Even were a racial generalization by some means devoid of animus, an inference from statistics, there is the racial foundation that cannot be overcome. The law, and our social norms, have evolved away from racial assumptions regardless of any insistence about their purity. We have been chastened from a series of negative experiences. Racial images are too uncertain, except in the resentments they provoke. We have declared that we will avoid them. The pledge has become integral to our social contract, if occasionally respected in the breach.

The choice among the critiques of the internment, which are not exclusive, is more than an academic exercise. Saying that one plan is wrong doesn’t indicate whether another plan might be right. You might tolerate an internment of aliens but not citizens. If you believe, for example, that the internment was a mistake because Japanese Americans in the aggregate were not dangerous, you would be consistent in allowing another internment of a different demographic category that you deemed on the whole to present a risk.
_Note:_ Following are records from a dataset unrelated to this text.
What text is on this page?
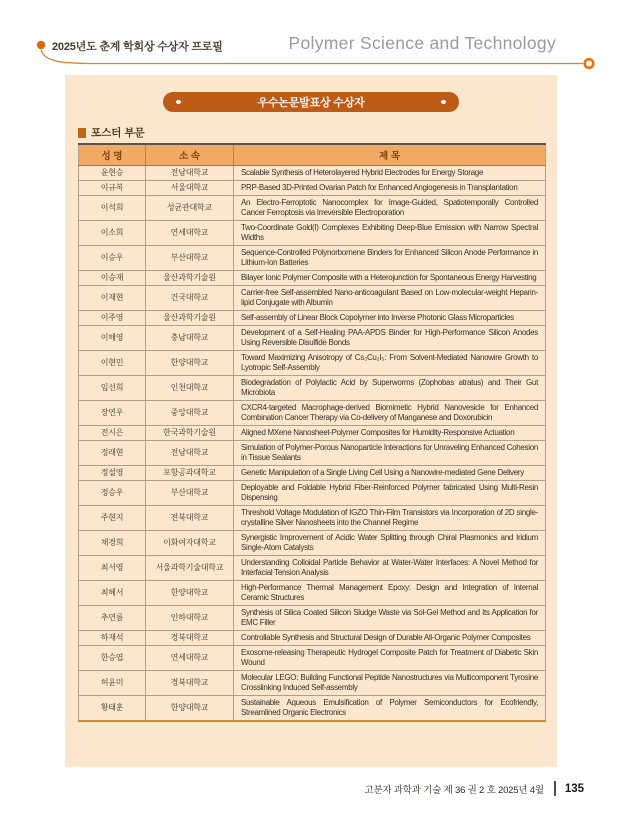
2025년도 춘계 학회상 수상자 프로필	Polymer Science and Technology
우수논문발표상 수상자
포스터 부문
성 명	소 속	제 목
윤현승	전남대학교	Scalable Synthesis of Heterolayered Hybrid Electrodes for Energy Storage
이규복	서울대학교	PRP-Based 3D-Printed Ovarian Patch for Enhanced Angiogenesis in Transplantation
이석희	성균관대학교	An Electro-Ferroptotic Nanocomplex for Image-Guided, Spatiotemporally Controlled Cancer Ferroptosis via Irreversible Electroporation
이소희	연세대학교	Two-Coordinate Gold(I) Complexes Exhibiting Deep-Blue Emission with Narrow Spectral Widths
이승우	부산대학교	Sequence-Controlled Polynorbornene Binders for Enhanced Silicon Anode Performance in Lithium-Ion Batteries
이승재	울산과학기술원	Bilayer Ionic Polymer Composite with a Heterojunction for Spontaneous Energy Harvesting
이재현	건국대학교	Carrier-free Self-assembled Nano-anticoagulant Based on Low-molecular-weight Heparin-lipid Conjugate with Albumin
이주영	울산과학기술원	Self-assembly of Linear Block Copolymer into Inverse Photonic Glass Microparticles
이해영	충남대학교	Development of a Self-Healing PAA-APDS Binder for High-Performance Silicon Anodes Using Reversible Disulfide Bonds
이현민	한양대학교	Toward Maximizing Anisotropy of Cs₃Cu₂I₅: From Solvent-Mediated Nanowire Growth to Lyotropic Self-Assembly
임선희	인천대학교	Biodegradation of Polylactic Acid by Superworms (Zophobas atratus) and Their Gut Microbiota
장연우	중앙대학교	CXCR4-targeted Macrophage-derived Biomimetic Hybrid Nanovesicle for Enhanced Combination Cancer Therapy via Co-delivery of Manganese and Doxorubicin
전시은	한국과학기술원	Aligned MXene Nanosheet-Polymer Composites for Humidity-Responsive Actuation
정래현	전남대학교	Simulation of Polymer-Porous Nanoparticle Interactions for Unraveling Enhanced Cohesion in Tissue Sealants
정설영	포항공과대학교	Genetic Manipulation of a Single Living Cell Using a Nanowire-mediated Gene Delivery
정승우	부산대학교	Deployable and Foldable Hybrid Fiber-Reinforced Polymer fabricated Using Multi-Resin Dispensing
주현지	전북대학교	Threshold Voltage Modulation of IGZO Thin-Film Transistors via Incorporation of 2D single-crystalline Silver Nanosheets into the Channel Regime
채경희	이화여자대학교	Synergistic Improvement of Acidic Water Splitting through Chiral Plasmonics and Iridium Single-Atom Catalysts
최서영	서울과학기술대학교	Understanding Colloidal Particle Behavior at Water-Water Interfaces: A Novel Method for Interfacial Tension Analysis
최혜서	한양대학교	High-Performance Thermal Management Epoxy: Design and Integration of Internal Ceramic Structures
추연름	인하대학교	Synthesis of Silica Coated Silicon Sludge Waste via Sol-Gel Method and Its Application for EMC Filler
하재석	경북대학교	Controllable Synthesis and Structural Design of Durable All-Organic Polymer Composites
한승엽	연세대학교	Exosome-releasing Therapeutic Hydrogel Composite Patch for Treatment of Diabetic Skin Wound
허윤미	경북대학교	Molecular LEGO: Building Functional Peptide Nanostructures via Multicomponent Tyrosine Crosslinking Induced Self-assembly
황태훈	한양대학교	Sustainable Aqueous Emulsification of Polymer Semiconductors for Ecofriendly, Streamlined Organic Electronics
고분자 과학과 기술 제 36 권 2 호 2025년 4월 135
If you think, instead that the internment was an error because there were not individual hearings for Japanese Americans who were suspected, then you would regard the handling of German and Italian Americans as no less offensive, and, presumably, you would acquiesce to an alternative that offered an opportunity to present a defense.

When a team of law professors proposed a textbook on the internment, which has enough legal complexities for a whole course, we thought the subject was historically important. We began our work in the last millennium, when current law students were only being born. We did not anticipate that our pedagogical project would have such contemporary relevance. Yet from our past is born our future.

May we see that our destiny is shared.